愛犬の単調な日々は、認知症発症のリスクを高めます。脳への適度な刺激が老化を遅らせてくれるのです。つまり、脳の活性化です。では、日々の生活の中で出来ることは…
・愛犬との毎日の散歩コースを変える
ぐるっと回ってくるコースを使っているなら、逆周りも良いでしょう。初めての道を通ってみるというのは、更に脳の活性化につながります。初めてのにおい、いつもと違う景色は愛犬にとって大きな刺激を与えてくれます。曜日によってコースを変えてみるのも一手です。足腰に問題がなければ、アジリティのあるドッグランもおすすめです。
・犬用の知育おもちゃを用意する
犬用の知育おもちゃは、様々な種類があります。犬用おやつ を中から取り出すもの、音の出るものなどなど。それらを定期的に入れ替えながら、愛犬の脳の活性化を図ります。
・愛犬と一緒にドライブやショッピング、旅行なども
これらも脳を刺激し活性化につながります。普段はお留守番してもらっているような用事でも、ドライブがてらちょっとしたお買い物に愛犬と一緒に行くと良いでしょう。また、最近では愛犬と一緒に泊まれるホテルなども充実しています。時間等に余裕があれば一緒に旅行することもおすすめです。
体内で細胞やDNAに活性酸素が増えている状態を『酸化ストレス』と言い、酸化を抑えることが犬の細胞障害を減らし、病気の予防に繋がることが分かってきました。認知障害や老化現象と酸化ストレスの関係はまだ完全には解明されていませんが、抗酸化作用のある物質を投与することが予防につながると言われています。抗酸化物質が脳内の酸化を食い止めることで、酸化の副産物として発生するアミロイドの発生を抑制し、結果、発症の予防につながるという仕組みです。では、抗酸化物資の摂取方法は…
・良質なドッグフードで摂取
良質なドッグフードに含まれるビタミンEで抗酸化物質を摂取できます。
・活性酸素を掃除してくれる栄養素を含んだ食物で摂取
抗酸化物質を豊富に含むゴマ、ブロッコリー、にんじん、かぼちゃ、ほうれん草、リンゴなどをカロリーオーバーにならない程度に与えます。いつもの「おやつ」をこれらの食品に変えても良いですね。また、これらが含まれたドッグフード利用することもおすすめです。
・栄養補助食品で摂取
抗酸化成分を含むサプリメントをいつものドッグフードに混ぜてあげると酸化抑制が期待できます。
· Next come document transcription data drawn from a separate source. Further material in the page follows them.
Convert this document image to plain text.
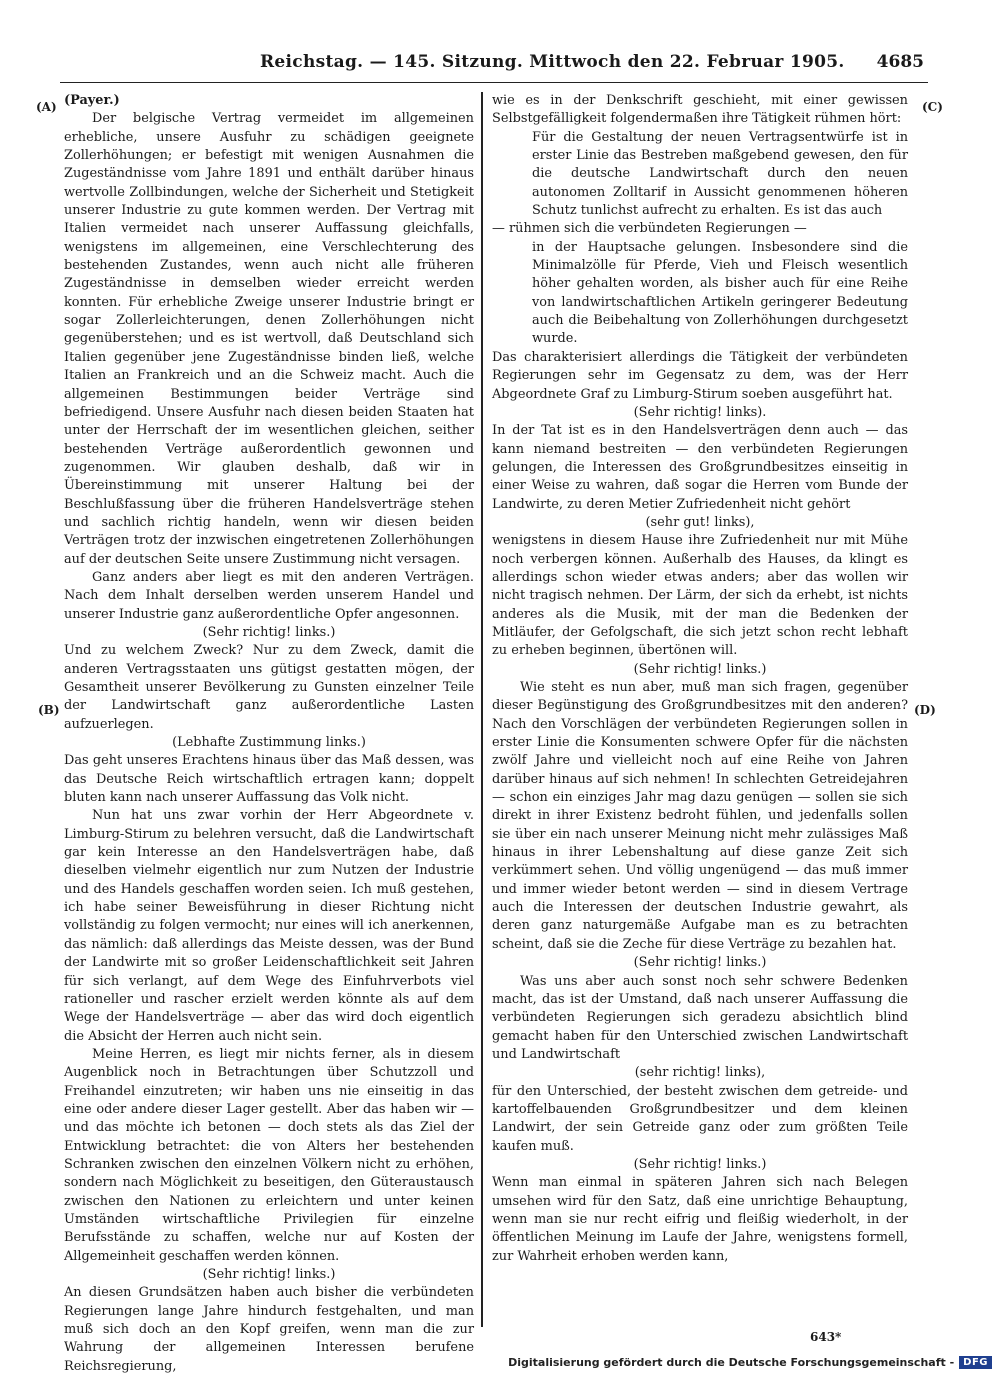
Reichstag. — 145. Sitzung. Mittwoch den 22. Februar 1905. 4685
(A)
(B)
(C)
(D)

(Payer.)

Der belgische Vertrag vermeidet im allgemeinen erhebliche, unsere Ausfuhr zu schädigen geeignete Zollerhöhungen; er befestigt mit wenigen Ausnahmen die Zugeständnisse vom Jahre 1891 und enthält darüber hinaus wertvolle Zollbindungen, welche der Sicherheit und Stetigkeit unserer Industrie zu gute kommen werden. Der Vertrag mit Italien vermeidet nach unserer Auffassung gleichfalls, wenigstens im allgemeinen, eine Verschlechterung des bestehenden Zustandes, wenn auch nicht alle früheren Zugeständnisse in demselben wieder erreicht werden konnten. Für erhebliche Zweige unserer Industrie bringt er sogar Zollerleichterungen, denen Zollerhöhungen nicht gegenüberstehen; und es ist wertvoll, daß Deutschland sich Italien gegenüber jene Zugeständnisse binden ließ, welche Italien an Frankreich und an die Schweiz macht. Auch die allgemeinen Bestimmungen beider Verträge sind befriedigend. Unsere Ausfuhr nach diesen beiden Staaten hat unter der Herrschaft der im wesentlichen gleichen, seither bestehenden Verträge außerordentlich gewonnen und zugenommen. Wir glauben deshalb, daß wir in Übereinstimmung mit unserer Haltung bei der Beschlußfassung über die früheren Handelsverträge stehen und sachlich richtig handeln, wenn wir diesen beiden Verträgen trotz der inzwischen eingetretenen Zollerhöhungen auf der deutschen Seite unsere Zustimmung nicht versagen.

Ganz anders aber liegt es mit den anderen Verträgen. Nach dem Inhalt derselben werden unserem Handel und unserer Industrie ganz außerordentliche Opfer angesonnen.

(Sehr richtig! links.)

Und zu welchem Zweck? Nur zu dem Zweck, damit die anderen Vertragsstaaten uns gütigst gestatten mögen, der Gesamtheit unserer Bevölkerung zu Gunsten einzelner Teile der Landwirtschaft ganz außerordentliche Lasten aufzuerlegen.

(Lebhafte Zustimmung links.)

Das geht unseres Erachtens hinaus über das Maß dessen, was das Deutsche Reich wirtschaftlich ertragen kann; doppelt bluten kann nach unserer Auffassung das Volk nicht.

Nun hat uns zwar vorhin der Herr Abgeordnete v. Limburg-Stirum zu belehren versucht, daß die Landwirtschaft gar kein Interesse an den Handelsverträgen habe, daß dieselben vielmehr eigentlich nur zum Nutzen der Industrie und des Handels geschaffen worden seien. Ich muß gestehen, ich habe seiner Beweisführung in dieser Richtung nicht vollständig zu folgen vermocht; nur eines will ich anerkennen, das nämlich: daß allerdings das Meiste dessen, was der Bund der Landwirte mit so großer Leidenschaftlichkeit seit Jahren für sich verlangt, auf dem Wege des Einfuhrverbots viel rationeller und rascher erzielt werden könnte als auf dem Wege der Handelsverträge — aber das wird doch eigentlich die Absicht der Herren auch nicht sein.

Meine Herren, es liegt mir nichts ferner, als in diesem Augenblick noch in Betrachtungen über Schutzzoll und Freihandel einzutreten; wir haben uns nie einseitig in das eine oder andere dieser Lager gestellt. Aber das haben wir — und das möchte ich betonen — doch stets als das Ziel der Entwicklung betrachtet: die von Alters her bestehenden Schranken zwischen den einzelnen Völkern nicht zu erhöhen, sondern nach Möglichkeit zu beseitigen, den Güteraustausch zwischen den Nationen zu erleichtern und unter keinen Umständen wirtschaftliche Privilegien für einzelne Berufsstände zu schaffen, welche nur auf Kosten der Allgemeinheit geschaffen werden können.

(Sehr richtig! links.)

An diesen Grundsätzen haben auch bisher die verbündeten Regierungen lange Jahre hindurch festgehalten, und man muß sich doch an den Kopf greifen, wenn man die zur Wahrung der allgemeinen Interessen berufene Reichsregierung,

wie es in der Denkschrift geschieht, mit einer gewissen Selbstgefälligkeit folgendermaßen ihre Tätigkeit rühmen hört:

Für die Gestaltung der neuen Vertragsentwürfe ist in erster Linie das Bestreben maßgebend gewesen, den für die deutsche Landwirtschaft durch den neuen autonomen Zolltarif in Aussicht genommenen höheren Schutz tunlichst aufrecht zu erhalten. Es ist das auch

— rühmen sich die verbündeten Regierungen —

in der Hauptsache gelungen. Insbesondere sind die Minimalzölle für Pferde, Vieh und Fleisch wesentlich höher gehalten worden, als bisher auch für eine Reihe von landwirtschaftlichen Artikeln geringerer Bedeutung auch die Beibehaltung von Zollerhöhungen durchgesetzt wurde.

Das charakterisiert allerdings die Tätigkeit der verbündeten Regierungen sehr im Gegensatz zu dem, was der Herr Abgeordnete Graf zu Limburg-Stirum soeben ausgeführt hat.

(Sehr richtig! links).

In der Tat ist es in den Handelsverträgen denn auch — das kann niemand bestreiten — den verbündeten Regierungen gelungen, die Interessen des Großgrundbesitzes einseitig in einer Weise zu wahren, daß sogar die Herren vom Bunde der Landwirte, zu deren Metier Zufriedenheit nicht gehört

(sehr gut! links),

wenigstens in diesem Hause ihre Zufriedenheit nur mit Mühe noch verbergen können. Außerhalb des Hauses, da klingt es allerdings schon wieder etwas anders; aber das wollen wir nicht tragisch nehmen. Der Lärm, der sich da erhebt, ist nichts anderes als die Musik, mit der man die Bedenken der Mitläufer, der Gefolgschaft, die sich jetzt schon recht lebhaft zu erheben beginnen, übertönen will.

(Sehr richtig! links.)

Wie steht es nun aber, muß man sich fragen, gegenüber dieser Begünstigung des Großgrundbesitzes mit den anderen? Nach den Vorschlägen der verbündeten Regierungen sollen in erster Linie die Konsumenten schwere Opfer für die nächsten zwölf Jahre und vielleicht noch auf eine Reihe von Jahren darüber hinaus auf sich nehmen! In schlechten Getreidejahren — schon ein einziges Jahr mag dazu genügen — sollen sie sich direkt in ihrer Existenz bedroht fühlen, und jedenfalls sollen sie über ein nach unserer Meinung nicht mehr zulässiges Maß hinaus in ihrer Lebenshaltung auf diese ganze Zeit sich verkümmert sehen. Und völlig ungenügend — das muß immer und immer wieder betont werden — sind in diesem Vertrage auch die Interessen der deutschen Industrie gewahrt, als deren ganz naturgemäße Aufgabe man es zu betrachten scheint, daß sie die Zeche für diese Verträge zu bezahlen hat.

(Sehr richtig! links.)

Was uns aber auch sonst noch sehr schwere Bedenken macht, das ist der Umstand, daß nach unserer Auffassung die verbündeten Regierungen sich geradezu absichtlich blind gemacht haben für den Unterschied zwischen Landwirtschaft und Landwirtschaft

(sehr richtig! links),

für den Unterschied, der besteht zwischen dem getreide- und kartoffelbauenden Großgrundbesitzer und dem kleinen Landwirt, der sein Getreide ganz oder zum größten Teile kaufen muß.

(Sehr richtig! links.)

Wenn man einmal in späteren Jahren sich nach Belegen umsehen wird für den Satz, daß eine unrichtige Behauptung, wenn man sie nur recht eifrig und fleißig wiederholt, in der öffentlichen Meinung im Laufe der Jahre, wenigstens formell, zur Wahrheit erhoben werden kann,

643*
Digitalisierung gefördert durch die Deutsche Forschungsgemeinschaft - DFG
EPA(エイコサペンタエン酸 )やDHA(ドコサヘキサエン酸)など、オメガ3脂肪酸と呼ばれる成分を含むドッグフードやサプリメントを与えることで、認知症予防や、軽減に役立ちます。
認知症予防は、若いうちからの脳の活性化も重要な鍵となります。飼い主さんのライフスタイルに合った方法、愛犬の性格に合った方法で行っていきましょう。それでも、犬も歳をとれば「おじいちゃん」「おばあちゃん」になり、認知症になることもあります。大切な家族である愛犬の「老い」は飼い主さんにとって、受け入れがたいところもあるかもしれません。
今まで出来ていたことが出来なくなったり、介護や夜鳴きが続けば、本当は愛おしいはずなのに、疲れてその気持ちが見えなくなってしまったり…。特に初期の頃は、わんちゃんも自分の変化に戸惑ったり、ショックを受けているのです。飼い主さんは、大好きな愛犬を温かく見守り、愛犬と一緒に少しずつ「老い」を受け入れていく…。そんな心の準備をしておくことが大切なのかもしれませんね。